Thymoquinone induces apoptosis in bladder cancer cell via endoplasmic reticulum stress-dependent mitochondrial pathway

Background: Thymoquinone (TQ), the major active compound isolated from black seed oil (Nigella sativa), has been reported to exhibit anti-inflammatory and anticancer abilities. However, the exact molecular mechanism underlying the anticancer effect of TQ is still poorly understood, especially in regard to TQ's effect on endoplasmic reticulum stress-mediated apoptosis. Methods: The cytotoxicity of TQ on T24 and 253J bladder cancer cells was analyzed by MTT assay, colony formation assay and Annexin V-FITC/PI staining, while SV-HUC-1, the SV-40 immortalized human uroepithelial cell line, was used as a normal control. The change in mitochondrial membrane potential was assessed by JC-1 staining. mRNA expression and protein expression were detected by qPCR and western blotting. Caspase-3 activity was detected by colorimetric assay. Key finding: TQ has a significant cytotoxicity on bladder cancer cells and can inhibit their proliferation and induce apoptosis. The protein changes of Bcl-2, Bax, cytochrome c and endoplasmic reticulum stress-related proteins (GRP78, CHOP, and caspase-12) revealed that the anticancer effect of TQ was associated with mitochondrial dysfunction and the endoplasmic reticulum stress pathway.

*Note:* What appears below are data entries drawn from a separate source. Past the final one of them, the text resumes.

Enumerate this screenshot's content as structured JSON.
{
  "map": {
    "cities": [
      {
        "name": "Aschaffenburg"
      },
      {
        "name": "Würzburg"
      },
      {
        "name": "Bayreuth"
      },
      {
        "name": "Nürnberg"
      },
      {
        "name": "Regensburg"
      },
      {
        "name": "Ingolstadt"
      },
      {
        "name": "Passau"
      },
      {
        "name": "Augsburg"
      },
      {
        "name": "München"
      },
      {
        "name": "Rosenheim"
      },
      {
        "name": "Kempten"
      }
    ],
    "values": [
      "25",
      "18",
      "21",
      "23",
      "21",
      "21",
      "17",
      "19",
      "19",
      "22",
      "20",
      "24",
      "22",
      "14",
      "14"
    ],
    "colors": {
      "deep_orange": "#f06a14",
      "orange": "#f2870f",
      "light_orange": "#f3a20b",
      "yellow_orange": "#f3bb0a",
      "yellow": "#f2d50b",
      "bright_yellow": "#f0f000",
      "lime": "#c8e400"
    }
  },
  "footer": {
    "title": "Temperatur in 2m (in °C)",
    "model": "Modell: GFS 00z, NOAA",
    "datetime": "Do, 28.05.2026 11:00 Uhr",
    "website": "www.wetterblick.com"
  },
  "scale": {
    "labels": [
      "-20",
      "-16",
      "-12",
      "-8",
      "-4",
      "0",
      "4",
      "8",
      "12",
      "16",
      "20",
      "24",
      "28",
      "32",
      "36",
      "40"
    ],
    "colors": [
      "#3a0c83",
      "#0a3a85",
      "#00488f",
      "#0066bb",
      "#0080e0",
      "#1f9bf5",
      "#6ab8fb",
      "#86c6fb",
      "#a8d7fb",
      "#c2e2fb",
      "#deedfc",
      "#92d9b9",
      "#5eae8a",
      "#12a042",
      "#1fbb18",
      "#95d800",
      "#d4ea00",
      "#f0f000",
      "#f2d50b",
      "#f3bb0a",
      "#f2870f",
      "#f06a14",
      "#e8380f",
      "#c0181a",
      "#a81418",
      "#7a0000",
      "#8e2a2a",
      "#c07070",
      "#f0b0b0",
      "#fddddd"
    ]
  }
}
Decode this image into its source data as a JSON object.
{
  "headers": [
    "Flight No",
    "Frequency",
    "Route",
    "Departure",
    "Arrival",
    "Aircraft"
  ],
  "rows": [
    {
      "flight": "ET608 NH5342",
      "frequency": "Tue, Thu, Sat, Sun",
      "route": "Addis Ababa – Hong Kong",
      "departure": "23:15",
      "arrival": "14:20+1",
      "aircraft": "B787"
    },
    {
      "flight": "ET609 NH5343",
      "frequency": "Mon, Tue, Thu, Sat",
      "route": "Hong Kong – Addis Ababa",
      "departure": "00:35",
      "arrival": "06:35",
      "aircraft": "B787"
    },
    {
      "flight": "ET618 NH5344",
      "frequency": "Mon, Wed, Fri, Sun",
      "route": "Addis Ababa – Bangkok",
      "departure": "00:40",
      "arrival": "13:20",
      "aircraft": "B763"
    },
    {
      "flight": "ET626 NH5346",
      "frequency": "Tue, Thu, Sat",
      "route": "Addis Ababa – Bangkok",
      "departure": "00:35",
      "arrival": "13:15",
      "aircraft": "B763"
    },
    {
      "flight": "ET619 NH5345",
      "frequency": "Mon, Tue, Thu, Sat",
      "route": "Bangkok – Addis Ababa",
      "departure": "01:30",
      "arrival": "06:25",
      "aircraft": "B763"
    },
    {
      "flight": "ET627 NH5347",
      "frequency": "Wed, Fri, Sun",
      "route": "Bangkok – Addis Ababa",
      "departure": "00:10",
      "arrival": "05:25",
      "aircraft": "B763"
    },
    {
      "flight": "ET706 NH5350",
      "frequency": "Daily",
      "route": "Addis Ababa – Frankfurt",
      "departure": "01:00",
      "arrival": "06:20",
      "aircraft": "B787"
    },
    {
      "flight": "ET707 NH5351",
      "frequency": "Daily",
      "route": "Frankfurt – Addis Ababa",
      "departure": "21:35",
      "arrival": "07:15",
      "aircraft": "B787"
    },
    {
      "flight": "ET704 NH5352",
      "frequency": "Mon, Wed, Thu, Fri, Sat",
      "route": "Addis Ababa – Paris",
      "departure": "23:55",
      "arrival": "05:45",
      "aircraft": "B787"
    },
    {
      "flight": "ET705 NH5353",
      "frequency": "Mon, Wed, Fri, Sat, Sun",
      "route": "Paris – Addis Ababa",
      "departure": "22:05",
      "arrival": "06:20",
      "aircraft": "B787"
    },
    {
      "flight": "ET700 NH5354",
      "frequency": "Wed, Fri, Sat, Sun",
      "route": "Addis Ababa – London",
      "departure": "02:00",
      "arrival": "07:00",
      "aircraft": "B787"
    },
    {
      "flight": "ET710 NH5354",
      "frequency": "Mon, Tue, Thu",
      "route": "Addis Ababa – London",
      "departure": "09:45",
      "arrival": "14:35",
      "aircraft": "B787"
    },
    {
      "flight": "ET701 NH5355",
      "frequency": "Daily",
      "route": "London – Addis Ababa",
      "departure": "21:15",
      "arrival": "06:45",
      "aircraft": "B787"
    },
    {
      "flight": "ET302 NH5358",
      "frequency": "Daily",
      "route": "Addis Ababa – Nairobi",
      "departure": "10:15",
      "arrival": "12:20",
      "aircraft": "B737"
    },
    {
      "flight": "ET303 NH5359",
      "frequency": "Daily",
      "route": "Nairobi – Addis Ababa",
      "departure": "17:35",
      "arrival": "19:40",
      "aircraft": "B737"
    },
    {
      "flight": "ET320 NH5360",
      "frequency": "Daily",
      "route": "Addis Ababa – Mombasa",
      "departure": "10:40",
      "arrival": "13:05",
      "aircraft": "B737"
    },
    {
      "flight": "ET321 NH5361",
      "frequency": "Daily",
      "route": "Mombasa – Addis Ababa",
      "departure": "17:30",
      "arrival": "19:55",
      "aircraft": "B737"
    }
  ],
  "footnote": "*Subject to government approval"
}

Pretreatment with a pan-caspase inhibitor, Z-VAD-fmk, or an ER stress inhibitor, 4-PBA, or knockdown of CHOP by shRNA can partly reverse the pro-apoptotic effect of TQ by enhancing the expression of the anti-apoptotic protein Bcl-2, blocking the release of cytochrome c and the translocation of Bax from the cytoplasm to mitochondria. Significance: Our findings provide the first demonstration of the anticancer effect of TQ on bladder cancer, and the relationship between ER stress and mitochondrial dysfunction was clearly understood when the apoptosis progressed is revealed.